WASHINGTON — The federal government's website for Americans to order at-home rapid Covid-19 testing kits launched on Tuesday.
The website says "every home in the U.S. is eligible to order 4 free at-home COVID-19 tests. The tests are completely free. Orders will usually ship in 7-12 days."
"Order your tests now so you have them when you need them," said the website.
White House press secretary Jen Psaki confirmed in her press briefing that the site is currently in its "beta phase" ahead of the official launch on Wednesday.
“Today, in alignment with website launch best practices, covidtests.gov is currently in its beta phase, which means that the website is operating at limited capacity ahead of its official launch," a White House official told NBC News. "This is standard practice to address troubleshooting and ensure as smooth of an official launch tomorrow as possible. We expect the website to officially launch midmorning tomorrow.”
In December, the federal government announced it would start mailing at-home Covid test kits for free to any U.S. household that requests one, as the omicron variant of the coronavirus contributes to a spike in new cases.

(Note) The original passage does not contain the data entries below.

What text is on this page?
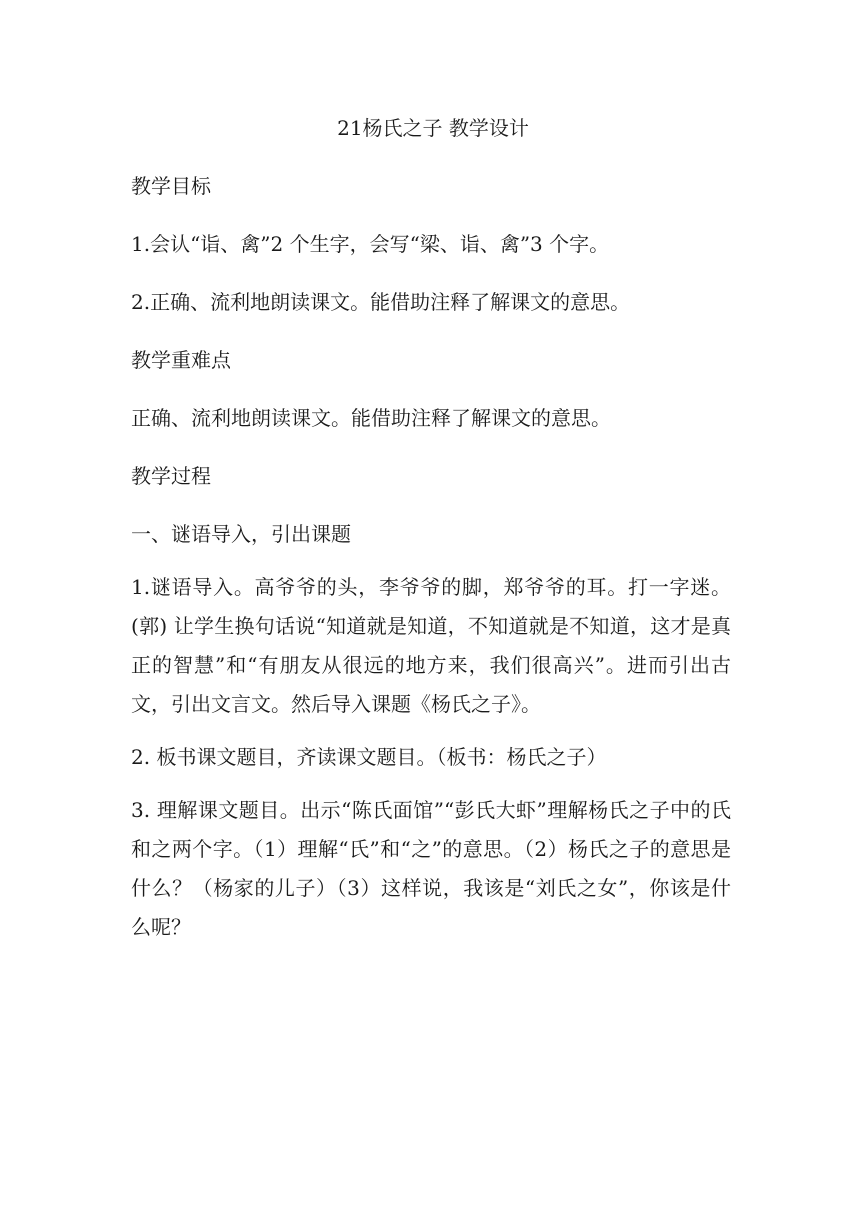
21杨氏之子 教学设计

教学目标

1.会认“诣、禽”2 个生字，会写“梁、诣、禽”3 个字。

2.正确、流利地朗读课文。能借助注释了解课文的意思。

教学重难点

正确、流利地朗读课文。能借助注释了解课文的意思。

教学过程

一、谜语导入，引出课题

1.谜语导入。高爷爷的头，李爷爷的脚，郑爷爷的耳。打一字迷。(郭) 让学生换句话说“知道就是知道，不知道就是不知道，这才是真正的智慧”和“有朋友从很远的地方来，我们很高兴”。进而引出古文，引出文言文。然后导入课题《杨氏之子》。

2. 板书课文题目，齐读课文题目。（板书：杨氏之子）

3. 理解课文题目。出示“陈氏面馆”“彭氏大虾”理解杨氏之子中的氏和之两个字。（1）理解“氏”和“之”的意思。（2）杨氏之子的意思是什么？（杨家的儿子）（3）这样说，我该是“刘氏之女”，你该是什么呢？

The White House said at the time it was preparing to ship as many as 500 million kits.
Testing remains one of the biggest challenges for the administration, with long lines forming at testing centers and at-home rapid tests selling out quickly, public health officials have said.
Increased demand has wiped out store shelves and forced retailers to limit purchases of at-home tests. Meanwhile, increased demand for PCR testing at pharmacies, medical clinics and hospitals has led to a backlog, sometimes meaning it takes several days to get results.
President Joe Biden and his top health officials last month largely focused on urging people to get vaccinations and boosters, and on wearing a mask indoors while greenlighting holiday gatherings for those fully vaccinated.
The demand for testing has overwhelmed the nation's capacity in places that are hardest hit, and the administration was widely criticized recently for what appeared to be confusing recommendations for those infected.
In an effort to improve its messaging Dr. Rochelle Walensky, the Centers for Disease Control and Prevention director, said this month that she would begin holding regular news briefings with other CDC officials, apart from the weekly White House Covid briefings that typically last for 30 minutes and leave time for only a handful of questions.